Additionally, non-performing loans declined to $8.7 million at June 30, 2013, down from $17.7 million at December 31, 2012 and $20.9 million at June 30, 2012.
"We are pleased with the continuing progress in the reduction of problem loans," stated Chief Executive Officer Steven K. Buster of Pacific Mercantile Bank and Pacific Mercantile Bancorp. "The substantial reduction in the total non-performing loans by 58% at June 30, 2013, as compared to June 30, 2012, reflects the hard work and disciplined approach to problem loan resolution taken by our team. Moreover, we expect that we will be able to further reduce our nonperforming assets during the balance of 2013, which should positively impact our future operating results."
"At the same time, we have invested in a number of important new hires in the commercial banking division and the related personnel expenses are not yet offset by commensurate revenue.
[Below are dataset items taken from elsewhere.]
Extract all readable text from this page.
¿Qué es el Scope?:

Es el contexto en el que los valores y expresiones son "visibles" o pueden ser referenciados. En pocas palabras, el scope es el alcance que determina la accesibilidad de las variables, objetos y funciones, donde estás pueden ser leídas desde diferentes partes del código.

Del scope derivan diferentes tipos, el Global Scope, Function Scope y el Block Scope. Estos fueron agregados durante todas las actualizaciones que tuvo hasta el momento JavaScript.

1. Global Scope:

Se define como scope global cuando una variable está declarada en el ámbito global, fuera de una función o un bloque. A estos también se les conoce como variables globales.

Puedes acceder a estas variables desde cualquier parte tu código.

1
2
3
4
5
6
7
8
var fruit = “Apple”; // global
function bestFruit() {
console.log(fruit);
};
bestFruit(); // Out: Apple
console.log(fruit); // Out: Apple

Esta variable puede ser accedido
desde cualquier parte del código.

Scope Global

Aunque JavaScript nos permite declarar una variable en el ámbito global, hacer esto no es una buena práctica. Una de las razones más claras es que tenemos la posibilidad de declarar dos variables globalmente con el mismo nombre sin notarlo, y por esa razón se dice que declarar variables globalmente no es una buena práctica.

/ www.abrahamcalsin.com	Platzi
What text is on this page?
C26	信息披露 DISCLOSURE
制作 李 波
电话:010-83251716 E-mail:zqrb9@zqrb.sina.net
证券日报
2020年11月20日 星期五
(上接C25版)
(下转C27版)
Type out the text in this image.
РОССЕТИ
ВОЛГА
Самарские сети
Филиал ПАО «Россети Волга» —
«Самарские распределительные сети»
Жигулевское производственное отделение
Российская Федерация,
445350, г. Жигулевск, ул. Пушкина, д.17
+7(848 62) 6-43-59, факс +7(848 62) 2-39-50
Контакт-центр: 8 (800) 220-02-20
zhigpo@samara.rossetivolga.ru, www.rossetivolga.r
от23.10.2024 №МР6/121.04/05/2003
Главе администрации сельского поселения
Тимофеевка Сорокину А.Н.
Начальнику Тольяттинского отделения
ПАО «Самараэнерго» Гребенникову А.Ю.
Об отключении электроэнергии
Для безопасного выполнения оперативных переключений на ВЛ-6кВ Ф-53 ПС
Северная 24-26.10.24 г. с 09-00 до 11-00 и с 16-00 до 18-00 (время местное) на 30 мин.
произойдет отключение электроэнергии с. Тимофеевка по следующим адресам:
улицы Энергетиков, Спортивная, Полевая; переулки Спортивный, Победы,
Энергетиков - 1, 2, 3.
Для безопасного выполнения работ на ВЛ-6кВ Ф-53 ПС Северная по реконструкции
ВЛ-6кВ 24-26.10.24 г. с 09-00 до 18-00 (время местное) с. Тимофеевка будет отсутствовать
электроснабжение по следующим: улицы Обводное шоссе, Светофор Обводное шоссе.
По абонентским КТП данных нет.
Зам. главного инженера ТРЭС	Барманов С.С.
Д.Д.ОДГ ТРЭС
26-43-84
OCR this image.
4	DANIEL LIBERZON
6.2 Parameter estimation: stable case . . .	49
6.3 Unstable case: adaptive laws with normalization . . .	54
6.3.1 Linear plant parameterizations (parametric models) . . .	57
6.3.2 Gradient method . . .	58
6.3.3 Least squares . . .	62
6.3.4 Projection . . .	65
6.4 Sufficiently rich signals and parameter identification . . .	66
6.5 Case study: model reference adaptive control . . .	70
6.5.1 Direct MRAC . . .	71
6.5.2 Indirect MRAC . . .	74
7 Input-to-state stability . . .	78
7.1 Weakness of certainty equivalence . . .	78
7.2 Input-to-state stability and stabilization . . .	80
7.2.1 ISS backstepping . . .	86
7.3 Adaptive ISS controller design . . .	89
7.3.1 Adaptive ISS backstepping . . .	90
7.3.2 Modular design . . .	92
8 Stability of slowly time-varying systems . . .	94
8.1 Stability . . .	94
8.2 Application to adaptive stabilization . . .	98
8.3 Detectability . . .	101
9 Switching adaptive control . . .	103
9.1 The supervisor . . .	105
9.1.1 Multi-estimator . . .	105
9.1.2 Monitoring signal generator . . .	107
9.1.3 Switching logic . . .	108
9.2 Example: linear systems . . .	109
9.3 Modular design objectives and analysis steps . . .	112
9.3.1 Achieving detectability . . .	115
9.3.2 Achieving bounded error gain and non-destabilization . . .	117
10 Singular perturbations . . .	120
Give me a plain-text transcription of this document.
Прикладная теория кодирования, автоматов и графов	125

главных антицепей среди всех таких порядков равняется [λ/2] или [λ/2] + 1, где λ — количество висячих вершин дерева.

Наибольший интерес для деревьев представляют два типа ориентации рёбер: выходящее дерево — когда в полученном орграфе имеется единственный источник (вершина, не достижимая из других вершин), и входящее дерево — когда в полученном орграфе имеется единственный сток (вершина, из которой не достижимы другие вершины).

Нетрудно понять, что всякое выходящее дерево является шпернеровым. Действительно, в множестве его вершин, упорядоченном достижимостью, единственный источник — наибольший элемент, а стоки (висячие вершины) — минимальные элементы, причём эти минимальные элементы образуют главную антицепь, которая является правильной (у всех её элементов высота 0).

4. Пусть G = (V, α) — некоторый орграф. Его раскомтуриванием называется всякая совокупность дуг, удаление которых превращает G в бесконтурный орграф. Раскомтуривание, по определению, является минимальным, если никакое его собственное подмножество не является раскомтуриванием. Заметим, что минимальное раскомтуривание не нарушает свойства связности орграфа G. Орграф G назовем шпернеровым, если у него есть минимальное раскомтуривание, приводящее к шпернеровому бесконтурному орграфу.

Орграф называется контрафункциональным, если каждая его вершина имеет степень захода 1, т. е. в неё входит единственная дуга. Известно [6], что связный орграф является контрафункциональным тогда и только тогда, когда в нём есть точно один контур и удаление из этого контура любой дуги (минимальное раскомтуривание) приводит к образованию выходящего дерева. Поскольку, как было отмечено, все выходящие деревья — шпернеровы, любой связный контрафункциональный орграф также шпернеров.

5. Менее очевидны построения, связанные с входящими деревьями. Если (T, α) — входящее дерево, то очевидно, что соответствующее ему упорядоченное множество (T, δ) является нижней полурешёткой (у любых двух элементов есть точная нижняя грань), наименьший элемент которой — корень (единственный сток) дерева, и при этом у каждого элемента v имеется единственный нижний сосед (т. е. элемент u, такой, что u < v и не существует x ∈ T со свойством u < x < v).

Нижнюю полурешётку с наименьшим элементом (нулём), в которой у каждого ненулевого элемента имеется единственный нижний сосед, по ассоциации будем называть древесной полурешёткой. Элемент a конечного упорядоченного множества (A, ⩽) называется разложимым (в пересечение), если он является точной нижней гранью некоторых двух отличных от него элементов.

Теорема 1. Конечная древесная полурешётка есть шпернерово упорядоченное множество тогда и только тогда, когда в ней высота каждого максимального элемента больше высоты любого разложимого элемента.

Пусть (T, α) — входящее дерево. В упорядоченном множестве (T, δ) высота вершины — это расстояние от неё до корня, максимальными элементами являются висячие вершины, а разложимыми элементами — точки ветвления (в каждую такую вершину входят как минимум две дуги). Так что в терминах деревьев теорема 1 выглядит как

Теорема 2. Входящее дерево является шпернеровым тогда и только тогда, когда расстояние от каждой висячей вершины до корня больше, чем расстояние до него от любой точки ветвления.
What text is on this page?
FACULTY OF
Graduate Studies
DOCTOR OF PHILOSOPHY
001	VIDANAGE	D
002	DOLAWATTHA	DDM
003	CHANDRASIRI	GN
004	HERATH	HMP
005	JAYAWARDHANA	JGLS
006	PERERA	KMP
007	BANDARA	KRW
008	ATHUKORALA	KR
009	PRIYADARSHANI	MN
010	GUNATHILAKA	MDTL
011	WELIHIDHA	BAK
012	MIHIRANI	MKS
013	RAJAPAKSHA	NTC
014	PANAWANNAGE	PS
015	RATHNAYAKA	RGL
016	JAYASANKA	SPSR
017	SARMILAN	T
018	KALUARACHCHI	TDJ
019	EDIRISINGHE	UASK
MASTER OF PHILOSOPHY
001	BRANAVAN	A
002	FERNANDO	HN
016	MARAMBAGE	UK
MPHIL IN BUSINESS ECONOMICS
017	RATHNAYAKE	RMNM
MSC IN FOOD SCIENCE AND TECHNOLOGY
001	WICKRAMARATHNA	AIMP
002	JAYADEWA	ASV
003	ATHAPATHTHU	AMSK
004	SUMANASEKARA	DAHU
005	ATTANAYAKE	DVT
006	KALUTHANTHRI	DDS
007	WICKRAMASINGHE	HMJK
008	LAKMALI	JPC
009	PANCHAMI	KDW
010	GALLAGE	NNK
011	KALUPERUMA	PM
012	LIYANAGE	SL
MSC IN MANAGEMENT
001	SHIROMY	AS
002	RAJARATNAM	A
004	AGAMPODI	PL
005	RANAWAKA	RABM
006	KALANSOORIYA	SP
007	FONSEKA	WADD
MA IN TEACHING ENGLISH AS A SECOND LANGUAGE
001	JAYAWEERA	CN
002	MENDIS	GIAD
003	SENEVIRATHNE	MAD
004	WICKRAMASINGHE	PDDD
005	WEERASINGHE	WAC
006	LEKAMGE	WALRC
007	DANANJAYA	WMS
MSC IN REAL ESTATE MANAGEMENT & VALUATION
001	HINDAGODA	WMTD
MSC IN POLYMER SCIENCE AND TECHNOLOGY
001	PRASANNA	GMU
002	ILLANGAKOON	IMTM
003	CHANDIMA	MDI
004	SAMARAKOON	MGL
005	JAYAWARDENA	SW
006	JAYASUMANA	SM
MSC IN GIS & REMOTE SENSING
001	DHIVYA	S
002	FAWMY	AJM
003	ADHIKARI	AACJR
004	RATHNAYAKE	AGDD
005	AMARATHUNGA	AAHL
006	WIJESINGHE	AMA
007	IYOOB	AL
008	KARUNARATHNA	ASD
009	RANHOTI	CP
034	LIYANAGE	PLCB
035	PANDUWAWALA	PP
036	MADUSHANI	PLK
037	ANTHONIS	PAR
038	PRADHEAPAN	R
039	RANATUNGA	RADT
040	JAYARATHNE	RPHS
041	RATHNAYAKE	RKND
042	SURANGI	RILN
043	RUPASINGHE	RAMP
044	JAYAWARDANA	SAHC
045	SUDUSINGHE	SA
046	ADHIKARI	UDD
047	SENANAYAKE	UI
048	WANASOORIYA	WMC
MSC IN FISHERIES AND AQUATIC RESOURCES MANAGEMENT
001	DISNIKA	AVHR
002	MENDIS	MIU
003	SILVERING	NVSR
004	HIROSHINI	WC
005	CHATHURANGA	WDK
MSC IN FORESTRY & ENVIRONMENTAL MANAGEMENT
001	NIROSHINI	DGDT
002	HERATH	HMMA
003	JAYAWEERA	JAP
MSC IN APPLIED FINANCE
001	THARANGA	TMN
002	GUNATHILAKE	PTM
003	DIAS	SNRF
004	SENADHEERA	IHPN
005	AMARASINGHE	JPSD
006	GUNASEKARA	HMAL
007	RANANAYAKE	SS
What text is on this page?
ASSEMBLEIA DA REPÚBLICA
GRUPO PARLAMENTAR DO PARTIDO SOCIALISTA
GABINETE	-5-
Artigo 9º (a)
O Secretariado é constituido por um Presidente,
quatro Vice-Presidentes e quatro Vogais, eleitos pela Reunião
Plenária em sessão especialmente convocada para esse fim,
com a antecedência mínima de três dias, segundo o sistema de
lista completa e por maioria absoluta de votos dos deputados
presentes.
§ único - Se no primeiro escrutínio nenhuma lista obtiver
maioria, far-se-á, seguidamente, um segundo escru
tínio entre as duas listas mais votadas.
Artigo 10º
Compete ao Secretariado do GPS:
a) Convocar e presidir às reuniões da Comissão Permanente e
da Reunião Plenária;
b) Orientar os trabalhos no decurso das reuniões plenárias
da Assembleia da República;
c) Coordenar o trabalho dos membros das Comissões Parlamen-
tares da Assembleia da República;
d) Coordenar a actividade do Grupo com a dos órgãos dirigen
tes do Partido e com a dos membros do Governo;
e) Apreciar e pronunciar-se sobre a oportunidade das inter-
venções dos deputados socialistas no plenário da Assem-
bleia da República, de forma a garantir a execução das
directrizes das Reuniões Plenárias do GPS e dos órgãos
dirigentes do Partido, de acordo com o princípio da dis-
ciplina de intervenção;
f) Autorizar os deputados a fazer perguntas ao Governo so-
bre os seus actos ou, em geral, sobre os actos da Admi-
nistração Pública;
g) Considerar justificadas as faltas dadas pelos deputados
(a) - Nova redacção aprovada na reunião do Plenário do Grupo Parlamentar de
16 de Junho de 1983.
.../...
However, these additions to the team have positioned the Bank for profitable growth through increases in outstanding commercial loans and in low cost deposits."
Results of Operation
Net Interest Income.
The declines in net interest income were due to decreases in interest income of $1.6 million, or 14.8%, and $2.9 million, or 13.8%, respectively, in the three and six months ended June 30, 2013, partially offset by decreases of $827,000, or 37.4%, and $1.5 million, or 33.2%, respectively, in interest expense. These decreases in interest income were due primarily to a decline in interest earned on loans as a result of actions taken by the Federal Reserve Board to keep interest rates low and a decline in the average outstanding loan volume, as compared to the same respective periods of 2012. Also contributing to the decrease in interest income in the six months ended June 30, 2013 was a decline in the volume of securities held for sale. The decreases in interest expense in the three and six months ended June 30, 2013 were due primarily to a combination of declines in the rates of interest paid on higher priced time deposits and on money market and savings deposits and decreases in the volume of higher priced time deposits and in Federal Home Loan Bank ("FHLB") borrowings.
Provision for Loan Losses. We did not record a provision for loan losses during this year's second quarter due primarily to an improvement in the performance of our loan portfolio and the decrease in loan volume. By comparison, we recorded a provision for loan losses of $1.9 million in the three months ended June 30, 2012. During the six months ended June 30,2013, we made provisions for loan losses of $1.2 million, as compared to $1.5 million in the same six months of 2012. At June 30, 2013, the ALL totaled $11.1 million, which was approximately $3.5 million less than at June 30, 2012. The ALL activity in the first six months of 2013 included net charge-offs of $900,000, which were more than offset by a $1.2 million provision that we made for loan losses. The ratio of the ALL-to-total loans outstanding as of June 30, 2013 was 1.53% as compared to 2.07% as of June 30, 2012.
Non-interest income. Noninterest income decreased by $7.7 million, or 84.7%, in the three months ended June 30, 2013, due primarily to a $6.8 million, or 79.7%, decrease in mortgage banking revenues. In the six months ended June 30, 2013, noninterest income decreased by $11.8 million, or 77.4%, primarily as a result of a $9.7 million, or 74.5%, decrease in mortgage banking revenues and a $1.2 million, or 98.1%, decrease in net gains on sales of securities available for sale.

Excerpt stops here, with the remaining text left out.